Jak wyzej. Byc moze zle oceniam bestbike, oni maja tez sklep netowy z
aparelem ktma, i ogolnie wiekszosc rzeczy jest zajebiscie szybko. Raz
tylko na jakas pierdole z aparela czekalem dluzej.
K.
-
57. Data: 2010-06-29 09:05:36
Temat: Re: lekki teren i szosa
Od: de Fresz <d...@n...o2.pl>
On 2010-06-28 19:49:23 +0200, "Karambol" <k...@g...pl> said:
> Nie miał tylko ma i w odróżnieniu od ciebie udowodniłem ci to.
> Udowndnij mi ze jest inaczej - bo twoje zdanie jest zupelnie
> kretynskie..
Ty weź wyluzuj, bo Ci wrzody popękają. Tytus nieco przesadził, ale z
drugiej strony patrząc - troszkę racji ma. A to dlatego, że porównuje
Tereskę z lytrowym ścigiem konstrukcyjnie z 10 lat młodszym albo
lepiej. I w takim porównaniu Teresa nie ma ani hampli, ani zawieszenia,
zwłaszcza jak kierownik ma zacięcie do zapierdalania oraz jest ciężką
lochą. I ma racje pisząc, że zawiasy nie kończą się na sprężynach, przy
otrzejszej jeździe wychodzi wiotkość ramy, wahacza, widelca (choć ja
np. z trudem dochodzę do takiego poziomu na drogach pulicznych, żeby mi
to jakość strasznie zaczynało przeszkadzać, ale widać cienias jestem).
Tylko z tym silnikiem nie bardzo rozumiem, ale może jechałem na jakiejś
zepsutej ST.
Z drugiej strony - widziałem Teresę na czołgowisku - wolno, bo wolno,
ale dawali radę (ona i kierownik).
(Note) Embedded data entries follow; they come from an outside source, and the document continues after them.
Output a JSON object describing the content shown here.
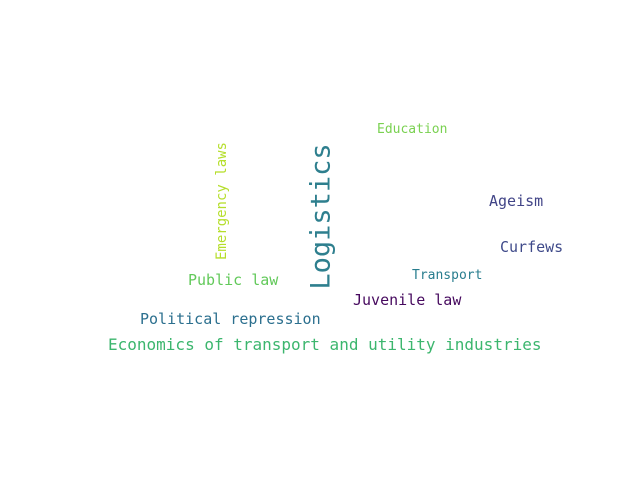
{
  "words": [
    {
      "text": "Logistics",
      "color": "#2e7f8e",
      "orientation": "vertical"
    },
    {
      "text": "Economics of transport and utility industries",
      "color": "#3cb66e",
      "orientation": "horizontal"
    },
    {
      "text": "Emergency laws",
      "color": "#b5de2b",
      "orientation": "vertical"
    },
    {
      "text": "Public law",
      "color": "#62c95a",
      "orientation": "horizontal"
    },
    {
      "text": "Political repression",
      "color": "#2b6f8e",
      "orientation": "horizontal"
    },
    {
      "text": "Juvenile law",
      "color": "#46095e",
      "orientation": "horizontal"
    },
    {
      "text": "Curfews",
      "color": "#3f4a8a",
      "orientation": "horizontal"
    },
    {
      "text": "Ageism",
      "color": "#414487",
      "orientation": "horizontal"
    },
    {
      "text": "Transport",
      "color": "#287d8e",
      "orientation": "horizontal"
    },
    {
      "text": "Education",
      "color": "#7ad151",
      "orientation": "horizontal"
    }
  ]
}
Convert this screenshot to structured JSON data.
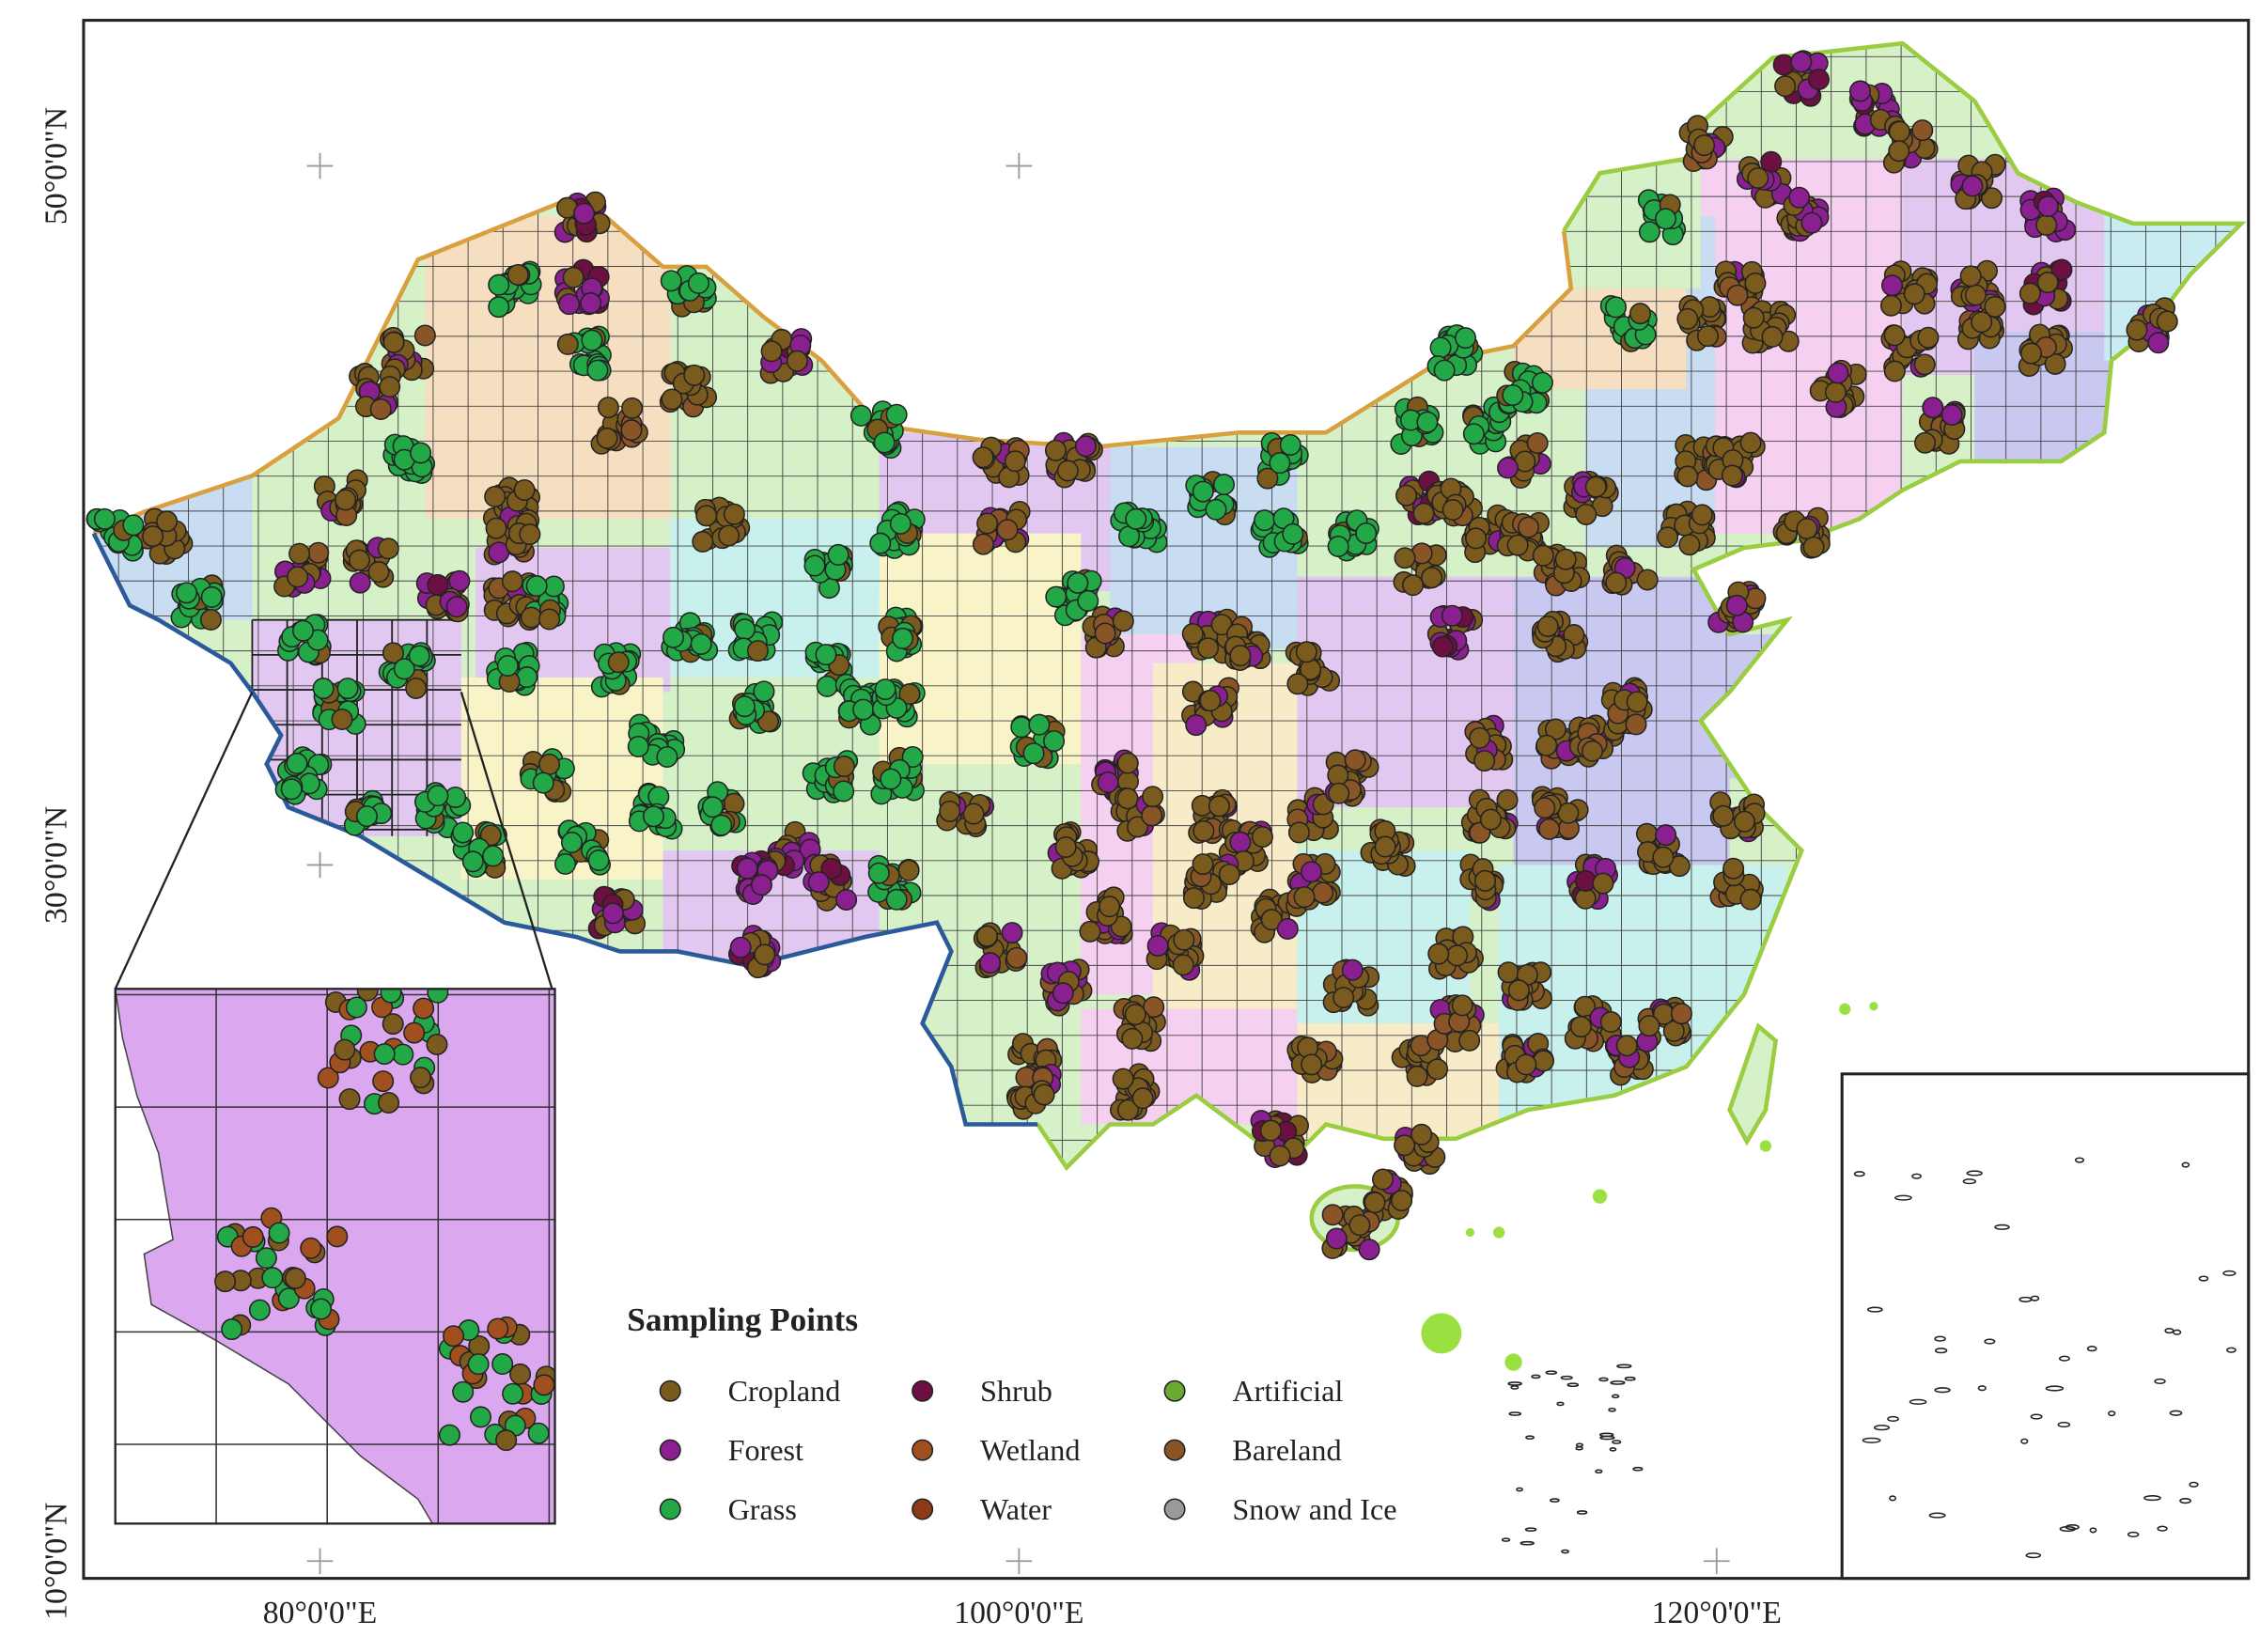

I za to podziwiam tego drugiego, bo
ja tam zdycham pod masą LC4, choć fakt że prędkości ciut inne.
--
Pozdrawiam
de Fresz
-
58. Data: 2010-06-29 09:11:20
Temat: Re: lekki teren i szosa
Od: n...@s...com
On Tue, 29 Jun 2010 11:03:49 +0200, kocyk <k...@Z...pl> wrote:
>jestem obslugiwany lepiej, niz u siebie w kraju, gdzie mi kazdy laske
>robi, ze przyjmie ode mnie 50k.
No stary, za 50k to sie nie dziw ze Ci laske robia!
pozdr
newrom
--
DT 125 - czy aby nie za mocny ? :-)
JUPPI! Admini tego foróma som wielcy!
http://demotivation.ru/yjmid8jxapprpic.html
-
59. Data: 2010-06-29 09:13:07
Temat: Re: lekki teren i szosa
Od: de Fresz <d...@n...o2.pl>
On 2010-06-29 11:03:49 +0200, kocyk <k...@Z...pl> said:
>> Dawajta chłopaki adresy tych dilerów. W poznańskim Rapidzie czas
>> czekania na części w zeszłym roku to było jakieś 2-3 tygodnie, do
>> Krakau nawet nie dzwoniłem, bo opinie o nich chodzą jeszcze gorsze, w
>> pewnej podwarszawskiej pralni pieniędzy, dla zmyłki nazywanej salonem
>> motocyklowym czekałem raptem miesiąc na kilka pierdołek (i nie chce mi
>> się po raz kolejny pisać o dennej obsłudze, choć niunia u której w
>> końcu odbierałem części była całkiem ładna, sympatyczna i miała fajne
>> cycki). A to wszystko "full offiszjal dilers".
>
> Bydgoski bestbike. Wyguglaj, albo moge ci zamawiac. Nie sadzilem, ze
> moze byc jeszcze gorszy dealer ktma od nich, oni nawet pol motocykla
> nie maja, hehe.
Dzięks. A z tego co piszesz, to może być "de best diler of de jeer" ;-)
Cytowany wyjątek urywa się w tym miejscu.